Mengapa jumlah besar ini tidak diinvestasikan di sektor kesehatan, kesejahteraan, dan pendidikan Afghanistan? Itulah yang dimaksud dengan pembangunan bangsa. Sebaliknya, pajak dolar AS telah memicu pendudukan dan perang yang tidak dapat dimenangkan, yang memberi tahu kita semua yang perlu kita ketahui tentang niat George W Bush pada tahun 2001. Dia ingin membalas dendam untuk 9/11 — yang tidak ada hubungannya dengan Taliban, ingat — tidak peduli berapa biayanya. AS telah memperlakukan Afghanistan dengan keji, seperti taman bermain militer dengan perawatan tinggi, dan akibatnya rakyatnya menderita. Presiden Joe Biden sekarang telah memaki orang-orang Afghanistan karena tidak tahu berterima kasih dan tidak memperjuangkannya.
Sangat menyegarkan mendengar para pemimpin Taliban berbicara tentang perdamaian, hak-hak perempuan dan pendidikan. Sekarang mereka harus menempatkan kata-kata ke dalam tindakan, dan menunjukkan kepada mereka yang telah menduduki tanah mereka selama dua dekade bagaimana hal itu seharusnya dilakukan. Afghanistan telah menderita selama beberapa dekade dari campur tangan kolonial asing, kekerasan panglima perang kriminal, kelaparan, perang saudara, Taliban pada 1990-an dan militer AS dan proxy lokal mereka yang korup sejak 2001.

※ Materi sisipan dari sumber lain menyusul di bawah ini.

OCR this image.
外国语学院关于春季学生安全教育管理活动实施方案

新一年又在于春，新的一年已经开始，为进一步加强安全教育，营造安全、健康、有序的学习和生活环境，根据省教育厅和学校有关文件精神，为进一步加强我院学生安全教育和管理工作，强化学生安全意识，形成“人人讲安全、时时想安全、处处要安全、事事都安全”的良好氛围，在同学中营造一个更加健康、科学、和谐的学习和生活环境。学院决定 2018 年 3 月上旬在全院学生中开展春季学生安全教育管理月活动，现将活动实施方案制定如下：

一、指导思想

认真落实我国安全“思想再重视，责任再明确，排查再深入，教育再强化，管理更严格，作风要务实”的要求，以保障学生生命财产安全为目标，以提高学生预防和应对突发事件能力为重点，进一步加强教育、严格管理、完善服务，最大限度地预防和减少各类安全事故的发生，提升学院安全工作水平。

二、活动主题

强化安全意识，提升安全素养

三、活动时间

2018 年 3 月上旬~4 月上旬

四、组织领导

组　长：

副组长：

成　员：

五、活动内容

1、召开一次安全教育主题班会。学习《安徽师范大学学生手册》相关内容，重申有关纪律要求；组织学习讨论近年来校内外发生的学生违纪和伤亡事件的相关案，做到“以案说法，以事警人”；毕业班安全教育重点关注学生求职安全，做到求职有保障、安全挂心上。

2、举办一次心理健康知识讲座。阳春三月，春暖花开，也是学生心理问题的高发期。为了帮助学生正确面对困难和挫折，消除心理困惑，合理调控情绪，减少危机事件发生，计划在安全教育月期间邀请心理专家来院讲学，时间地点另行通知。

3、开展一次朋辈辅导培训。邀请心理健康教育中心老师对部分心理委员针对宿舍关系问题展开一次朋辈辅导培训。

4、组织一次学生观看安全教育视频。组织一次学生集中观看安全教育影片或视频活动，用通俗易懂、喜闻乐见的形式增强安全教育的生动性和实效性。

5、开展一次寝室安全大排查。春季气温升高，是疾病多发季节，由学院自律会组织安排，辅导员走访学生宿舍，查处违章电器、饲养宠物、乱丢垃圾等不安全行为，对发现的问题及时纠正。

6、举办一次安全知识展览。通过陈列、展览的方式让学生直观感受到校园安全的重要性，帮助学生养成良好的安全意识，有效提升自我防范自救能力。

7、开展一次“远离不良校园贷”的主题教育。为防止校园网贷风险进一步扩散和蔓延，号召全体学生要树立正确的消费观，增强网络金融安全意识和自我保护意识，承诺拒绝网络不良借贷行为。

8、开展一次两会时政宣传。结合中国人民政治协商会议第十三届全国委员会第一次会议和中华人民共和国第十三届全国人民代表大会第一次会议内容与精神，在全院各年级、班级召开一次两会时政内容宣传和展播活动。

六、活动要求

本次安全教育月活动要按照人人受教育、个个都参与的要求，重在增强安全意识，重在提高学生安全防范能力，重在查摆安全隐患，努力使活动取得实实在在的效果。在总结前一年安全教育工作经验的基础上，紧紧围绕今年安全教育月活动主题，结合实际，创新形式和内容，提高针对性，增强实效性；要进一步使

Apakah para wanita Afghanistan benar-benar percaya bahwa mereka sekarang akan didorong mundur ke dalam keadaan kegelapan abad pertengahan ketidaktahuan? Saya tidak berpikir begitu. Mereka telah mengalami kesulitan yang tak terbayangkan dalam perang dan kamp pengungsi; di bawah komunisme dan "Perang Melawan Teror" George W Bush. Taliban tidak diragukan lagi misoginis, tetapi jika benar kata-katanya, gerakan itu menawarkan Afghanistan – dan khususnya para wanitanya – harapan, perdamaian dan stabilitas, yang semuanya telah hilang selama lima dekade terakhir. Beri kesempatan damai, seperti yang pernah dinyanyikan John Lennon. Orang-orang Afghanistan tidak pantas mendapatkan yang kurang.